Did you know that Al Pacino is 75 years old?
I did not before yesterday.
Through the misfortune of my friend Elisa getting sick with the flu, I took her place to attend the Broadway performance of China Doll, written by David Mamet and starring Al Pacino.
China Doll opened to scathing reviews, mostly directed towards Pacino’s performance along with questions about Mamet’s plot or lack thereof. Critics observed that Pacino had trouble remembering his lines and that he was difficult to hear clearly or understand.
The recently renovated Schoenfeld is small and compact enough that an actor on the stage is easily observed and heard.
The sound was fine. There was no problem hearing the volume of the dialog that was mostly various one-sided phone conversations or theatrical rants and emotional outbursts.
I found a subtle undertow to the story. Mamet gave an early brief overview of the story by saying, “the man (Mickey Ross) has just bought a new plane as a wedding present for his girl. He intends to go into semi-retirement and enjoy himself. In the process of leaving his office, giving last minute instructions to his assistant, he takes one last phone call…”

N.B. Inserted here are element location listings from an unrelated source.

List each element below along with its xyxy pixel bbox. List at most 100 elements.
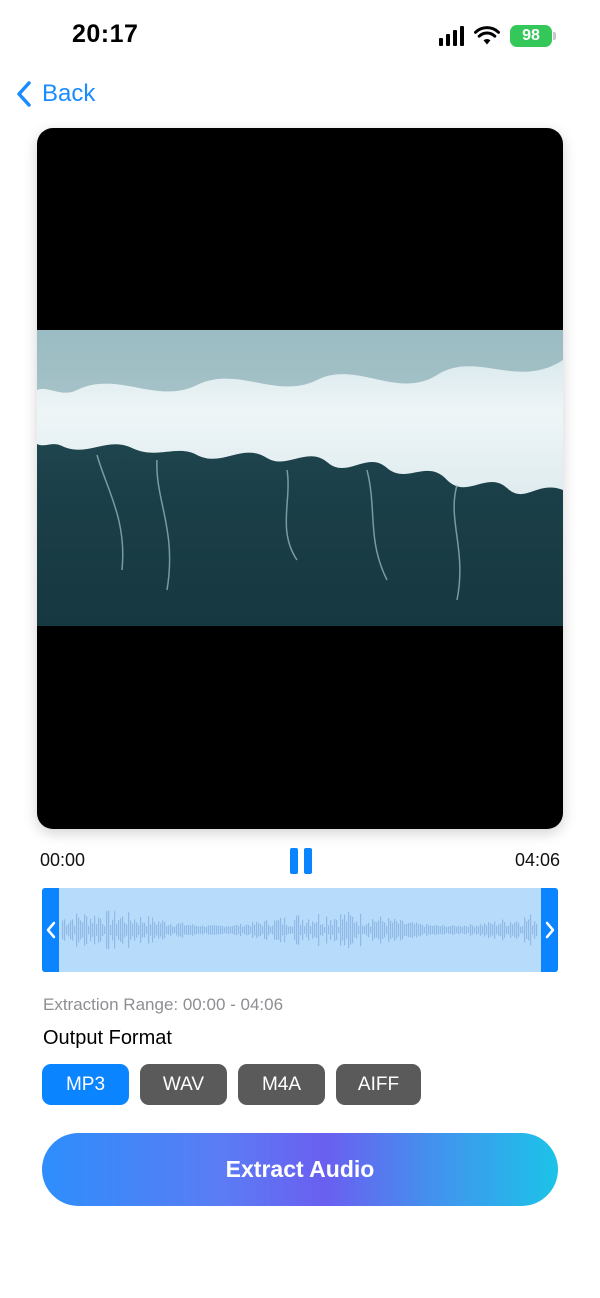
chevron-right-icon [545,921,554,939]
waveform-bar [202,925,204,935]
chevron-left-icon [17,81,31,107]
waveform-bar [460,926,462,934]
extract-audio-button[interactable]: Extract Audio [42,1133,558,1206]
waveform-bar [154,922,156,938]
waveform-bar [214,925,216,935]
waveform-bar [256,922,258,938]
waveform-bar [374,921,376,939]
waveform-bar [444,925,446,935]
waveform-bar [144,922,146,938]
waveform-bar [528,919,530,941]
back-button[interactable]: Back [16,80,95,108]
video-preview[interactable] [37,128,563,829]
waveform-bar [424,926,426,934]
waveform-bar [72,919,74,941]
waveform-bar [316,922,318,938]
format-mp3-button[interactable]: MP3 [42,1064,129,1105]
waveform-bar [400,919,402,941]
video-frame-image [37,330,563,626]
waveform-bar [510,922,512,938]
waveform-bar [410,922,412,938]
format-m4a-button[interactable]: M4A [238,1064,325,1105]
audio-waveform-selection[interactable] [42,888,558,972]
waveform-bar [488,921,490,939]
waveform-bar [516,921,518,939]
waveform-bar [368,922,370,938]
waveform-graphic [62,910,538,950]
pause-button[interactable] [290,848,312,874]
waveform-bar [334,918,336,942]
waveform-bar [156,924,158,936]
waveform-bar [480,924,482,936]
pause-bar-left [290,848,298,874]
waveform-bar [418,924,420,936]
battery-level: 98 [522,27,540,44]
battery-icon: 98 [510,25,556,47]
waveform-bar [430,925,432,935]
waveform-bar [440,926,442,934]
waveform-bar [166,925,168,935]
waveform-bar [286,925,288,935]
waveform-bar [422,925,424,935]
trim-end-handle[interactable] [541,888,558,972]
waveform-bar [474,926,476,934]
waveform-bar [138,924,140,936]
waveform-bar [234,925,236,935]
waveform-bar [452,925,454,935]
waveform-bar [74,925,76,935]
waveform-bar [94,915,96,945]
waveform-bar [446,926,448,934]
waveform-bar [364,926,366,934]
waveform-bar [136,922,138,938]
waveform-bar [522,926,524,934]
waveform-bar [264,921,266,939]
waveform-bar [296,915,298,945]
waveform-bar [394,919,396,941]
waveform-bar [64,919,66,941]
waveform-bar [70,920,72,940]
waveform-bar [212,925,214,935]
waveform-bar [106,911,108,949]
waveform-bar [366,924,368,936]
waveform-bar [462,926,464,934]
waveform-bar [80,920,82,940]
trim-start-handle[interactable] [42,888,59,972]
waveform-bar [96,924,98,936]
format-wav-button[interactable]: WAV [140,1064,227,1105]
waveform-bar [482,925,484,935]
status-icons: 98 [439,22,556,50]
chevron-left-icon [46,921,55,939]
waveform-bar [118,920,120,940]
waveform-bar [472,925,474,935]
waveform-bar [464,925,466,935]
waveform-bar [112,919,114,941]
waveform-bar [318,914,320,946]
waveform-bar [392,922,394,938]
waveform-bar [484,923,486,937]
waveform-bar [520,926,522,934]
waveform-bar [534,921,536,939]
waveform-bar [226,926,228,934]
waveform-bar [322,924,324,936]
waveform-bar [530,914,532,946]
waveform-bar [218,925,220,935]
waveform-bar [310,925,312,935]
waveform-bar [396,921,398,939]
waveform-bar [252,922,254,938]
waveform-bar [272,925,274,935]
waveform-bar [158,921,160,939]
waveform-bar [160,923,162,937]
waveform-bar [62,920,64,940]
waveform-bar [114,911,116,949]
waveform-bar [146,926,148,934]
format-aiff-button[interactable]: AIFF [336,1064,421,1105]
waveform-bar [442,925,444,935]
waveform-bar [314,923,316,937]
waveform-bar [208,925,210,935]
waveform-bar [260,923,262,937]
waveform-bar [134,919,136,941]
waveform-bar [326,916,328,944]
waveform-bar [390,920,392,940]
waveform-bar [470,924,472,936]
waveform-bar [432,926,434,934]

It wasn’t just one last phone call, but a continuous string a phone calls made to various unseen and unheard entities, as Mickey Ross works towards fixing a problem that at first seems to be an inconvenient bump in the road as he plans his exit to semiretirement and marriage to a beautiful much younger woman, his China Doll. That bump becomes a potential roadblock and the character of Mickey Ross is apparently someone who is quite used to having people and tools at his disposal to fix such things. He’s rude and vulgar and often berates his assistant Carson, played by Christopher Denham, and at the same time, educate Carson in how and why things happen the way they do in life and business.
An actor with the resume of Al Pacino will sell tickets for almost any performance. That is a fact. When David Mamet initiated publicity for this play he stated that he wrote this particular play “for Al”. I can see that. Mickey Ross is an old man, self made billionaire and he’s tired and wants to down shift and coast into his Golden years with beauty and comfort. But somewhere along the way to this point he has pissed off enough people that the unseen “powers that be” are working to make sure that doesn’t happen. This is where Pacino shines in this role. His rants are often asking “What more can I do, what do you want from me?”, when all he really wants is to retire from his current life and start a new one, not so much start over, but essentially enjoy the fruits of his labor.

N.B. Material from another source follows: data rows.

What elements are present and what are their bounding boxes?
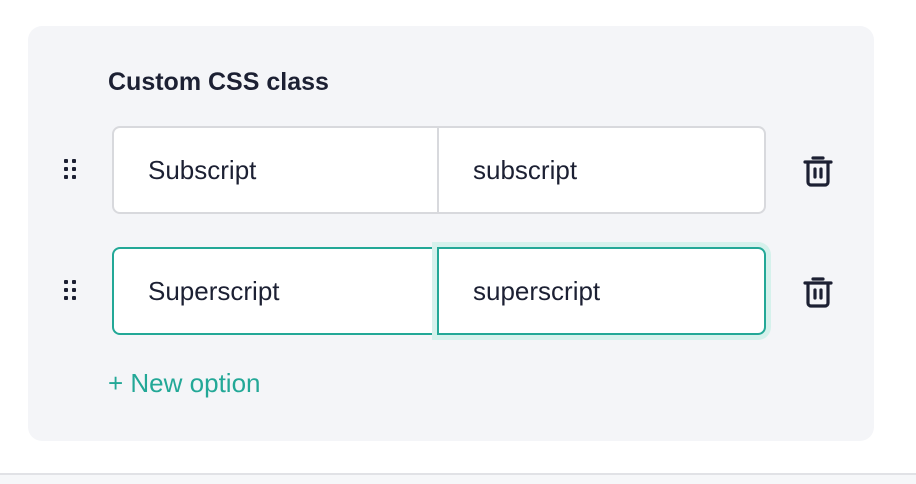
footer-strip [0,475,916,484]
trash-icon [803,156,833,187]
option-field-pair: Subscript subscript [112,126,766,214]
delete-option-button[interactable] [798,151,838,191]
option-value-input[interactable]: superscript [437,247,766,335]
delete-option-button[interactable] [798,272,838,312]
section-title: Custom CSS class [108,68,329,96]
custom-css-class-panel: Custom CSS class Subscript subscript Sup… [28,26,874,441]
option-label-input[interactable]: Subscript [112,126,439,214]
trash-icon [803,277,833,308]
option-field-pair: Superscript superscript [112,247,766,335]
option-value-input[interactable]: subscript [439,126,766,214]
new-option-button[interactable]: + New option [108,368,260,399]
option-row: Superscript superscript [28,246,874,336]
drag-handle-icon[interactable] [64,280,78,300]
drag-handle-icon[interactable] [64,159,78,179]
option-row: Subscript subscript [28,125,874,215]
option-label-input[interactable]: Superscript [112,247,437,335]
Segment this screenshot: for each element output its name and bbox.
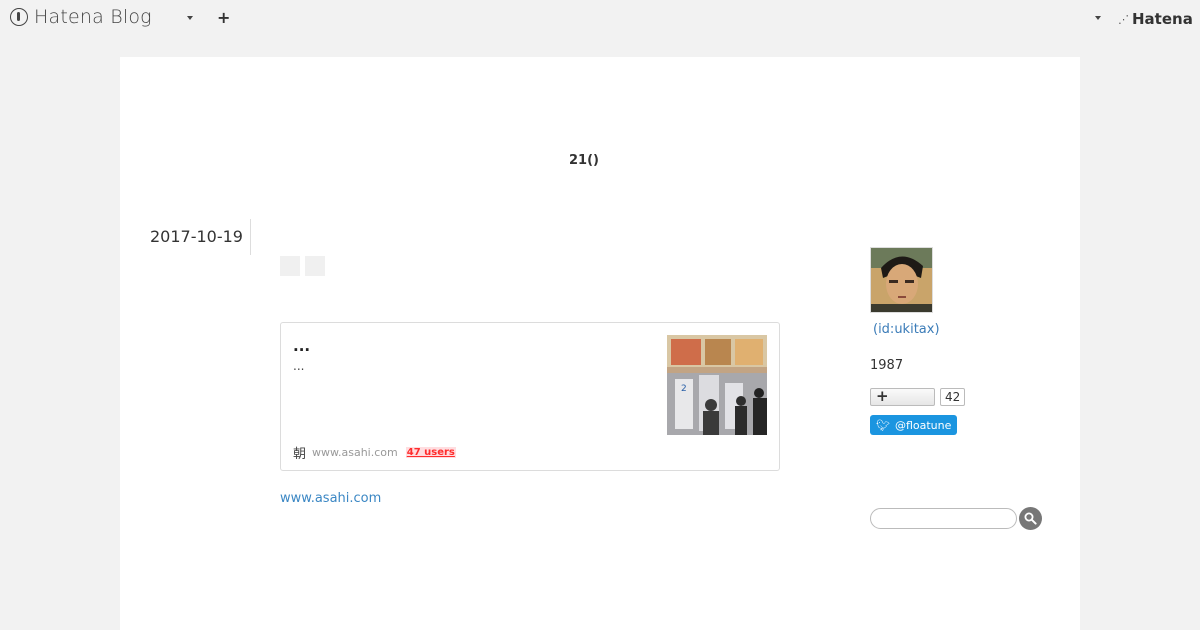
search-icon: [1024, 512, 1037, 525]
global-header: Hatena Blog + ⋰ Hatena: [0, 0, 1200, 38]
hatena-logo-text: Hatena: [1132, 10, 1193, 28]
entry-placeholder-block: [305, 256, 325, 276]
profile-since-text: 1987: [870, 358, 904, 373]
source-link[interactable]: www.asahi.com: [280, 491, 381, 506]
card-title[interactable]: ...: [293, 337, 310, 355]
asahi-favicon-icon: 朝: [293, 447, 307, 462]
search-input[interactable]: [870, 508, 1017, 529]
entry-placeholder-block: [280, 256, 300, 276]
blog-title[interactable]: 21(): [120, 153, 1048, 168]
hatena-blog-logo[interactable]: Hatena Blog: [10, 6, 152, 28]
avatar[interactable]: [870, 247, 933, 313]
hatena-mark-icon: ⋰: [1118, 12, 1129, 26]
blog-content-panel: 21() 2017-10-19 ... ... 2 朝 www.asahi.co…: [120, 57, 1080, 630]
date-divider: [250, 219, 251, 255]
twitter-handle: @floatune: [894, 418, 952, 432]
svg-text:2: 2: [681, 384, 687, 394]
card-thumbnail[interactable]: 2: [667, 335, 767, 435]
search-button[interactable]: [1019, 507, 1042, 530]
card-footer: 朝 www.asahi.com 47 users: [293, 443, 456, 462]
entry-date[interactable]: 2017-10-19: [150, 227, 243, 246]
follower-count: 42: [940, 388, 966, 406]
card-domain[interactable]: www.asahi.com: [312, 446, 398, 459]
hatena-logo[interactable]: ⋰ Hatena: [1118, 10, 1193, 28]
brand-name: Hatena Blog: [34, 6, 152, 28]
user-id-link[interactable]: (id:ukitax): [873, 322, 940, 337]
follow-button[interactable]: +: [870, 387, 935, 406]
plus-icon: +: [876, 387, 889, 405]
twitter-bird-icon: 🐦︎: [876, 418, 890, 432]
card-description: ...: [293, 359, 305, 373]
embed-card[interactable]: ... ... 2 朝 www.asahi.com 47 users: [280, 322, 780, 471]
twitter-follow-button[interactable]: 🐦︎ @floatune: [870, 415, 957, 435]
chevron-down-icon[interactable]: [1095, 16, 1101, 20]
add-icon[interactable]: +: [217, 8, 230, 27]
bookmark-users-badge[interactable]: 47 users: [405, 447, 456, 458]
hatena-blog-icon: [10, 8, 28, 26]
chevron-down-icon[interactable]: [187, 16, 193, 20]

As for the critics’ reviews, it was obvious Pacino stumbled a line here and there, but it wasn’t egregious and he carried the show with his presence and talent. There might have been cues set up for him within the staging and the props.
It didn’t matter to the audience. This was Al Pacino in an age appropriate role with the mouth of Tony Montana (Scarface), the shrewdness of Ricky Roma (Glengarry Glen Ross) and the wistful pining for days past of Lt. Col. Frank Slade (The Scent of a Woman).
David Mamet wrote this play for Al Pacino. But he also claimed that it was better than oral sex. It is not.